One thing we all have in common is how we have always wished for our cameras to perform better in low light situations. Canon met that challenge head on with a new 35mm sensor that I’m sure a lot of people would be clamoring to have.
Before anything else, it’s important to note that this sensor will most likely be used for surveillance and security purposes as well as observing astronomical and natural activities. It’s still hard to say when this technology will trickle down to the consumer level, though I have high hopes that we won’t have to wait too long. Just a few years ago, mirrorless cameras and DSLR sensors in compact cameras seemed like a stretch, but now it’s a reality.
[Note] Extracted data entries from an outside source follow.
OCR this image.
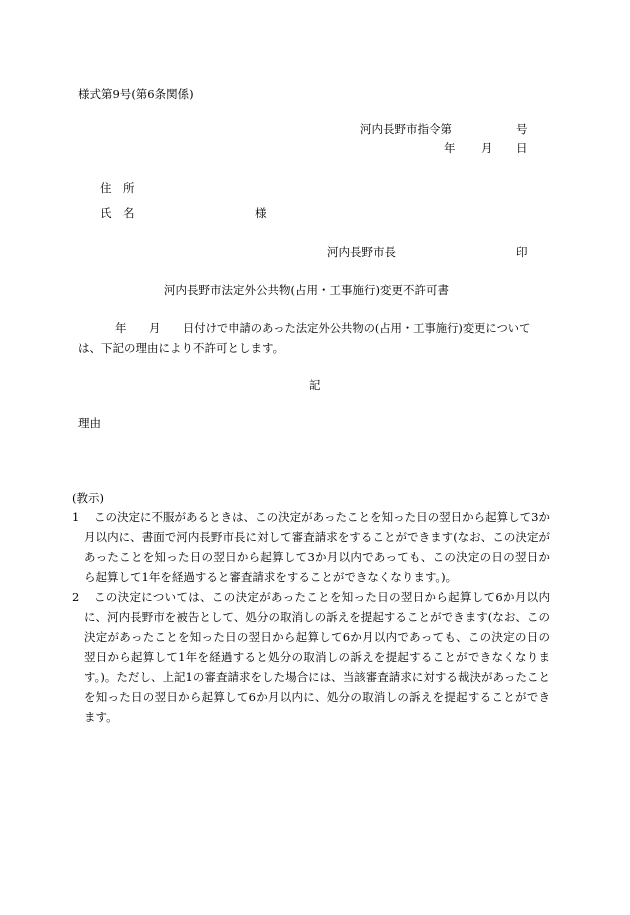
様式第9号(第6条関係)
河内長野市指令第	号
年 月 日
住　所
氏　名	様
河内長野市長	印
河内長野市法定外公共物(占用・工事施行)変更不許可書
年 月 日付けで申請のあった法定外公共物の(占用・工事施行)変更について
は、下記の理由により不許可とします。
記
理由
(教示)
1	この決定に不服があるときは、この決定があったことを知った日の翌日から起算して3か月以内に、書面で河内長野市長に対して審査請求をすることができます(なお、この決定があったことを知った日の翌日から起算して3か月以内であっても、この決定の日の翌日から起算して1年を経過すると審査請求をすることができなくなります。)。
2	この決定については、この決定があったことを知った日の翌日から起算して6か月以内に、河内長野市を被告として、処分の取消しの訴えを提起することができます(なお、この決定があったことを知った日の翌日から起算して6か月以内であっても、この決定の日の翌日から起算して1年を経過すると処分の取消しの訴えを提起することができなくなります。)。ただし、上記1の審査請求をした場合には、当該審査請求に対する裁決があったことを知った日の翌日から起算して6か月以内に、処分の取消しの訴えを提起することができます。
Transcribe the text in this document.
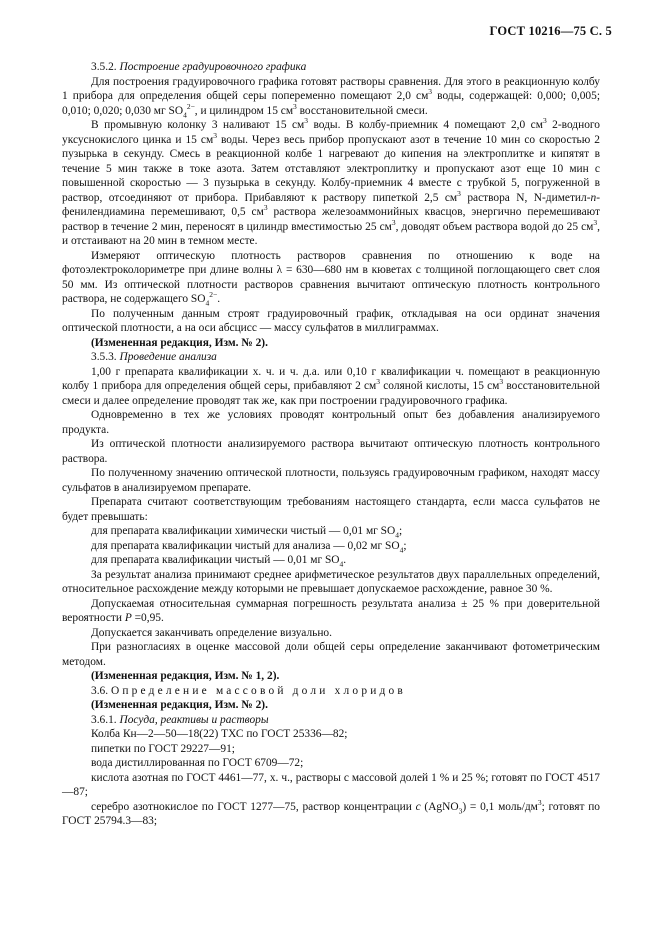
ГОСТ 10216—75 С. 5

3.5.2. Построение градуировочного графика

Для построения градуировочного графика готовят растворы сравнения. Для этого в реакционную колбу 1 прибора для определения общей серы попеременно помещают 2,0 $см^3$ воды, содержащей: 0,000; 0,005; 0,010; 0,020; 0,030 мг $SO_4^{2-}$, и цилиндром 15 $см^3$ восстановительной смеси.

В промывную колонку 3 наливают 15 $см^3$ воды. В колбу-приемник 4 помещают 2,0 $см^3$ 2-водного уксуснокислого цинка и 15 $см^3$ воды. Через весь прибор пропускают азот в течение 10 мин со скоростью 2 пузырька в секунду. Смесь в реакционной колбе 1 нагревают до кипения на электроплитке и кипятят в течение 5 мин также в токе азота. Затем отставляют электроплитку и пропускают азот еще 10 мин с повышенной скоростью — 3 пузырька в секунду. Колбу-приемник 4 вместе с трубкой 5, погруженной в раствор, отсоединяют от прибора. Прибавляют к раствору пипеткой 2,5 $см^3$ раствора N, N-диметил-n-фенилендиамина перемешивают, 0,5 $см^3$ раствора железоаммонийных квасцов, энергично перемешивают раствор в течение 2 мин, переносят в цилиндр вместимостью 25 $см^3$, доводят объем раствора водой до 25 $см^3$, и отстаивают на 20 мин в темном месте.

Измеряют оптическую плотность растворов сравнения по отношению к воде на фотоэлектроколориметре при длине волны λ = 630—680 нм в кюветах с толщиной поглощающего свет слоя 50 мм. Из оптической плотности растворов сравнения вычитают оптическую плотность контрольного раствора, не содержащего $SO_4^{2-}$.

По полученным данным строят градуировочный график, откладывая на оси ординат значения оптической плотности, а на оси абсцисс — массу сульфатов в миллиграммах.

(Измененная редакция, Изм. № 2).

3.5.3. Проведение анализа

1,00 г препарата квалификации х. ч. и ч. д.а. или 0,10 г квалификации ч. помещают в реакционную колбу 1 прибора для определения общей серы, прибавляют 2 $см^3$ соляной кислоты, 15 $см^3$ восстановительной смеси и далее определение проводят так же, как при построении градуировочного графика.

Одновременно в тех же условиях проводят контрольный опыт без добавления анализируемого продукта.

Из оптической плотности анализируемого раствора вычитают оптическую плотность контрольного раствора.

По полученному значению оптической плотности, пользуясь градуировочным графиком, находят массу сульфатов в анализируемом препарате.

Препарата считают соответствующим требованиям настоящего стандарта, если масса сульфатов не будет превышать:

для препарата квалификации химически чистый — 0,01 мг $SO_4$;

для препарата квалификации чистый для анализа — 0,02 мг $SO_4$;

для препарата квалификации чистый — 0,01 мг $SO_4$.

За результат анализа принимают среднее арифметическое результатов двух параллельных определений, относительное расхождение между которыми не превышает допускаемое расхождение, равное 30 %.

Допускаемая относительная суммарная погрешность результата анализа ± 25 % при доверительной вероятности P =0,95.

Допускается заканчивать определение визуально.

При разногласиях в оценке массовой доли общей серы определение заканчивают фотометрическим методом.

(Измененная редакция, Изм. № 1, 2).

3.6. Определение массовой доли хлоридов

(Измененная редакция, Изм. № 2).

3.6.1. Посуда, реактивы и растворы

Колба Кн—2—50—18(22) ТХС по ГОСТ 25336—82;

пипетки по ГОСТ 29227—91;

вода дистиллированная по ГОСТ 6709—72;

кислота азотная по ГОСТ 4461—77, х. ч., растворы с массовой долей 1 % и 25 %; готовят по ГОСТ 4517—87;

серебро азотнокислое по ГОСТ 1277—75, раствор концентрации c (AgNO$_3$) = 0,1 моль/$дм^3$; готовят по ГОСТ 25794.3—83;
The newly developed CMOS sensor features pixels measuring 19 microns square in size, which is more than 7.5-times the surface area of the pixels on the CMOS sensor incorporated in Canon’s top-of-the-line EOS-1D X and other digital SLR cameras. In addition, the sensor’s pixels and readout circuitry employ new technologies that reduce noise, which tends to increase as pixel size increases. Thanks to these technologies, the sensor facilitates the shooting of clearly visible video images even in dimly lit environments with as little as 0.03 lux of illumination, or approximately the brightness of a crescent moon—a level of brightness in which it is difficult for the naked eye to perceive objects. When recording video of astral bodies, while an electron-multiplying CCD,*2 which realizes approximately the same level of perception as the naked eye, can capture magnitude-6 stars, Canon’s newly developed CMOS sensor is capable of recording faint stars with a magnitude of 8.5 and above.
Nowadays, full-frame DSLR cameras can already record videos in low-light conditions, but this new sensor has the potential to revolutionize nighttime video capture. Check out the sample video on the Canon website.
The footage was captured using a prototype camera employing the new sensor. It includes clips of a room lit only by burning incense sticks and of the Geminid meteor shower.
You can see the prototype camera in action at the SECURITY SHOW 2013, which will be held at the Tokyo International Exhibition Center in Tokyo, Japan from March 5 to March 8.